Nétanyahou semble croire que le soutien aux Palestiniens en Arabie saoudite, et ailleurs dans le monde arabe et musulman a diminué au point que, s’il a le choix entre le soutien aux Palestiniens et la coopération sécuritaire et technologique avec Israël, en particulier contre l’Iran, le royaume optera pour Israël.

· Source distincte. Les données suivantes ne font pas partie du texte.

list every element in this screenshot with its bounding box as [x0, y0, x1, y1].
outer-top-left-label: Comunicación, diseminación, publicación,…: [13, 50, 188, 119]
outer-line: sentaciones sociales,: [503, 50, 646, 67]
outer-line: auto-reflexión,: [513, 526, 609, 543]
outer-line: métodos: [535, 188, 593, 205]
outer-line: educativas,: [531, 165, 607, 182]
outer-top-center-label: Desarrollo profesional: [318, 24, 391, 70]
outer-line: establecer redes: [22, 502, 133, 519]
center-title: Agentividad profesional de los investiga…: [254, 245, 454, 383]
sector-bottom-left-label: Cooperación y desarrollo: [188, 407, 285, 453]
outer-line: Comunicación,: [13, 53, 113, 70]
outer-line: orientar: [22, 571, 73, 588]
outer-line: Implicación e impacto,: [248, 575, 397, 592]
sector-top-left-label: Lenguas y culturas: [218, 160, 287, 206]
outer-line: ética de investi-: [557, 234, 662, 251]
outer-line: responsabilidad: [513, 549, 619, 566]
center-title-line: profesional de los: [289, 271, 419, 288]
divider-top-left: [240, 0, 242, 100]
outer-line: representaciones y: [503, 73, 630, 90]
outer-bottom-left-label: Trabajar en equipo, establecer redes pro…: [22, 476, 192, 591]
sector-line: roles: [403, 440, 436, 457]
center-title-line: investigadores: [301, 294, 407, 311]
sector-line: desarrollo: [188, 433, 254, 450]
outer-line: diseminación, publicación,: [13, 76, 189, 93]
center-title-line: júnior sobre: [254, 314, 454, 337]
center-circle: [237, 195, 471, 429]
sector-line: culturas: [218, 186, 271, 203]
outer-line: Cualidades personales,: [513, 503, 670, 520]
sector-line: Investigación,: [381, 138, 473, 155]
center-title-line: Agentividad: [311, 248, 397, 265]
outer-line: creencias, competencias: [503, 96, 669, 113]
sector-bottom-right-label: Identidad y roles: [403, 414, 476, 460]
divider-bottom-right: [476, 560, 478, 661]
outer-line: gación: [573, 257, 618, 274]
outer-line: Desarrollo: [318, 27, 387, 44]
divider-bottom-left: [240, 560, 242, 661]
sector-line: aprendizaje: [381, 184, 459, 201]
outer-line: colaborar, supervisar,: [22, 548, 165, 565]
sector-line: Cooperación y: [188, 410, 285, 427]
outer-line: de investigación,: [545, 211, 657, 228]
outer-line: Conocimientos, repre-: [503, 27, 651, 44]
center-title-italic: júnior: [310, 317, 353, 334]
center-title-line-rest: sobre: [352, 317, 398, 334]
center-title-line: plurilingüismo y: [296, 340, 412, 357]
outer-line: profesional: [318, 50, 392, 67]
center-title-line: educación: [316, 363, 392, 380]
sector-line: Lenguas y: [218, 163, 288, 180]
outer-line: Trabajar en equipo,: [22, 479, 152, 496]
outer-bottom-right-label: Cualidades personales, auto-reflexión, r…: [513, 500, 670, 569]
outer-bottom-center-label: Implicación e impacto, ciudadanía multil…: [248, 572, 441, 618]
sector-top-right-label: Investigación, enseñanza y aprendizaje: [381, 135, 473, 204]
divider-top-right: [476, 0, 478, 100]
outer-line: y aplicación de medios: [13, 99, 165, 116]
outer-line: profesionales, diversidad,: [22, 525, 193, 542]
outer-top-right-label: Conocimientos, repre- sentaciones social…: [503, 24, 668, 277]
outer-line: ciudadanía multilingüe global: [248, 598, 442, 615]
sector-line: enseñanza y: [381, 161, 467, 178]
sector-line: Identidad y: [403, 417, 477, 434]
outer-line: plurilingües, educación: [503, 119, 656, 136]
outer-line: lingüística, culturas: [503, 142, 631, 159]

Ce calcul ne peut fonctionner que dans le cas improbable où les États-Unis s’engagent juridiquement à assurer la sécurité de l’Arabie saoudite et du Golfe et où le royaume remplit les conditions nucléaires imposées par les États-Unis. Pour sa part, MBS peut supposer que si l’Arabie saoudite et les États-Unis s’entendent, Netanyahu fera de même, mais il s’agit là d’un pari risqué. Même si Netanyahou souhaite entretenir des relations officielles avec l’Arabie saoudite, il est peu probable qu’il mette son avenir politique en péril en risquant une crise avec ses partenaires de la coalition, majoritairement d’extrême droite et ultrareligieux, qui veulent se débarrasser des Palestiniens, le plus tôt étant le mieux.

1« Saudi Arabia offers its price to normalize relations with Israel », The New York Times, 10 mars 2023.